Price action and volatility

• Over the last 12 months, OMER has traded between roughly 2.95 and 13.60 USD, with pronounced spikes around regulatory and deal headlines.
• The stock surged sharply in October 2025 on the Novo Nordisk deal announcement, more than doubling intraday as investors repriced the balance sheet improvement and strategic validation.
• Since then, OMER has retraced and stabilised in the high single-digit range, as the market digests the deal and turns attention back to the narsoplimab PDUFA catalyst.
• Technical services now classify the stock as high-risk, high-volatility, with daily swings frequently in the 8–11 percent range as traders position into the decision.

Street and retail sentiment

• Analyst coverage is limited but tilts positive: available data points show an average 12-month target around 28 USD with a range of roughly 20–36 USD, and an overall rating of Buy.
• On retail and social platforms (Stocktwits, Reddit, X), sentiment is polarised:
  • One camp focuses on the peer-reviewed survival data, the Novo deal and the lack of any approved TA-TMA therapy, making a strong case for approval and upside.
  • The other camp highlights the painful history of the 2021 rejection, the small trial size and the inherent danger of betting heavily on binary events.
• Short-term flows reflect typical catalyst risk positioning: some traders taking profits into strength, others building speculative positions expecting a sharp move after the FDA decision.

All sentiment references here relate to non-professional traders and public commentary. They are useful to understand crowd psychology and positioning but are not a substitute for independent due diligence.
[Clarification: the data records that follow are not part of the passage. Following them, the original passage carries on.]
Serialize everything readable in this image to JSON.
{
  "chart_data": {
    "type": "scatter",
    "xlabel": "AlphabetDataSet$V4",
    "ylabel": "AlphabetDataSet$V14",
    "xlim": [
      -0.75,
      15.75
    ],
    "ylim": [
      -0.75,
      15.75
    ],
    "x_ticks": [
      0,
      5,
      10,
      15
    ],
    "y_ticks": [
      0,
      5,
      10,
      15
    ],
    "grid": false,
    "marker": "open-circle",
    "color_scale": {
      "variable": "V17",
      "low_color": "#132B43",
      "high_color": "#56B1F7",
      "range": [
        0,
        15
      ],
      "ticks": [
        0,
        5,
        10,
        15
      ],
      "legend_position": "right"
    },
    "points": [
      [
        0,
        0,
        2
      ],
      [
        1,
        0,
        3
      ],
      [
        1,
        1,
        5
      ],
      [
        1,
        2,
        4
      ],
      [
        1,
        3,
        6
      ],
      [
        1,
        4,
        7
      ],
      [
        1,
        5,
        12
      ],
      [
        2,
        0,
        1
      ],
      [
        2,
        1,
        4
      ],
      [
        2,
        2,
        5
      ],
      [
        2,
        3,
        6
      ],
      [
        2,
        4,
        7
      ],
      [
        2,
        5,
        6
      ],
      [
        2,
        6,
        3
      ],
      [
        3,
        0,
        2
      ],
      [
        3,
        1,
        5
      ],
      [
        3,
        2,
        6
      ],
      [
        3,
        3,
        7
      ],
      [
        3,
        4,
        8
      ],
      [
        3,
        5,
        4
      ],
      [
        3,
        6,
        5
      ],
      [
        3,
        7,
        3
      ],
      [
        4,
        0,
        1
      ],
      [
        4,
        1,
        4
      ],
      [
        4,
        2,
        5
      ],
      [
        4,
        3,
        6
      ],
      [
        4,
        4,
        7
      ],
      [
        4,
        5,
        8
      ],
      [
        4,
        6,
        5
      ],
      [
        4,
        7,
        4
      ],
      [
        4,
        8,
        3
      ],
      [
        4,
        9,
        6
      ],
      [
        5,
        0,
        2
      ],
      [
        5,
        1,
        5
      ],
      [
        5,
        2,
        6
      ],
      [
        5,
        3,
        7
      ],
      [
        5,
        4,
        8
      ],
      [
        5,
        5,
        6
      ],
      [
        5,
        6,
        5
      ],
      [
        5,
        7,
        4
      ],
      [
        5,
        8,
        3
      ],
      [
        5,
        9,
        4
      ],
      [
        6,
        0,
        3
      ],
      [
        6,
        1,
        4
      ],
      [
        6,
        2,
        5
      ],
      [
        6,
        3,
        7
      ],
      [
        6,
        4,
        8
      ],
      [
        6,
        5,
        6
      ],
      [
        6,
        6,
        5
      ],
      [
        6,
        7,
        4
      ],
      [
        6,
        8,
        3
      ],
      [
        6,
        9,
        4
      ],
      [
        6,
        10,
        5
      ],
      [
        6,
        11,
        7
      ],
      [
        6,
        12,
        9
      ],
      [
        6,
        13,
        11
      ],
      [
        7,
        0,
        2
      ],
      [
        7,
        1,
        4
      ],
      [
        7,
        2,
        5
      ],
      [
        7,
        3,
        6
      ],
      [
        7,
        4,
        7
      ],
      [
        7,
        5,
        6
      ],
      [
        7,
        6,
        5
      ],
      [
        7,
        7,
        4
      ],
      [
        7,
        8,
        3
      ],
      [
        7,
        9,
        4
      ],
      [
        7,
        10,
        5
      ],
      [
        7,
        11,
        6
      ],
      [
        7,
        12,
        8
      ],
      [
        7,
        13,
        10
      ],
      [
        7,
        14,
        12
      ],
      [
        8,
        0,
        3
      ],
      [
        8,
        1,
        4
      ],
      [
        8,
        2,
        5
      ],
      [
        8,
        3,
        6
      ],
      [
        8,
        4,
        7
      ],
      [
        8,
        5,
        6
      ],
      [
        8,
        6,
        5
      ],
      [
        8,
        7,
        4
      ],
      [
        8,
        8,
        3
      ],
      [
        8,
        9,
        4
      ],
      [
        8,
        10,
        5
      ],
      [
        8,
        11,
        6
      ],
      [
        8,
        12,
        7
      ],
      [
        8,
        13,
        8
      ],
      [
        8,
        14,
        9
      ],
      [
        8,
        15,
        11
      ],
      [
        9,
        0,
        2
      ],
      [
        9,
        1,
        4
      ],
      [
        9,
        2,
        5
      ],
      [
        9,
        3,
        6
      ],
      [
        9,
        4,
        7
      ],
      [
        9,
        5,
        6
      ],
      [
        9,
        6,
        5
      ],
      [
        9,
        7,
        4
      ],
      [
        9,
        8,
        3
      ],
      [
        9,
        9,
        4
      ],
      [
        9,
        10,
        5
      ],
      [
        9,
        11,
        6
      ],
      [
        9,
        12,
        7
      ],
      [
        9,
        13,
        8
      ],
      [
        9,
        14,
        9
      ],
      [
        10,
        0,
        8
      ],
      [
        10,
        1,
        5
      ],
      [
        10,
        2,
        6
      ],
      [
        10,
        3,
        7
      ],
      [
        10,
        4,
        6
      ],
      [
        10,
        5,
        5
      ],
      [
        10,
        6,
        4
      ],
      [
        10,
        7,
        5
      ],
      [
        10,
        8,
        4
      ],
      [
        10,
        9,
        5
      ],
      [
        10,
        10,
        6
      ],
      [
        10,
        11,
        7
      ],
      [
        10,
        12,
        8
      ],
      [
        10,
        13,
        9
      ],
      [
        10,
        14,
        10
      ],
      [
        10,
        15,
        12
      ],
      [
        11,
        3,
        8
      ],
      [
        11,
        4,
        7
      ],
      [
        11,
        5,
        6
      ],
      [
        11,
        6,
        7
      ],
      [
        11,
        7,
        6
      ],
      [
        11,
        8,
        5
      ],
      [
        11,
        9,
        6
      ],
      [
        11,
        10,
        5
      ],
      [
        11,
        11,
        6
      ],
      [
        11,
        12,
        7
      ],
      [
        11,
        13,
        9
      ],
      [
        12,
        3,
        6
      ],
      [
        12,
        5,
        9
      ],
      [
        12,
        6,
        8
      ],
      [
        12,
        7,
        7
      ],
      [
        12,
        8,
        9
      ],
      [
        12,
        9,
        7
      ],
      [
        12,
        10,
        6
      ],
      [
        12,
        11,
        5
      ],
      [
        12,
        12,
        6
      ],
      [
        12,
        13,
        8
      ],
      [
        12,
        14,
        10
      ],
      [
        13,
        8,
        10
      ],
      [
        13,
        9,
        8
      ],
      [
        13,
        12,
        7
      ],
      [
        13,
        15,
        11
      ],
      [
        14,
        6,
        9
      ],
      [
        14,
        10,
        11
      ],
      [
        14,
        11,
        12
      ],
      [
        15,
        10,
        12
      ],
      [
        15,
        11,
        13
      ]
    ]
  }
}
1. December 26, 2025: FDA PDUFA decision for narsoplimab in TA-TMA (binary event).
2. Late December 2025 – January 2026: Market reaction and first commentary on label terms, safety language and scope of approved indication (if approval is granted).
3. Q1–Q2 2026: Launch preparation and early commercial uptake indicators in U.S. transplant centers; initial commentary from clinicians and payers.
4. Mid-2026: Potential European Medicines Agency (EMA) committee opinion on narsoplimab for TA-TMA.
5. 2026–2027: Updates on IgA nephropathy development and Novo Nordisk’s Zaltenibart program in PNH and related conditions, both of which could reinforce the broader complement platform story.
6. 2027 and beyond: Potential guidance on full-year narsoplimab revenues and any move towards profitability if orphan launches perform as expected.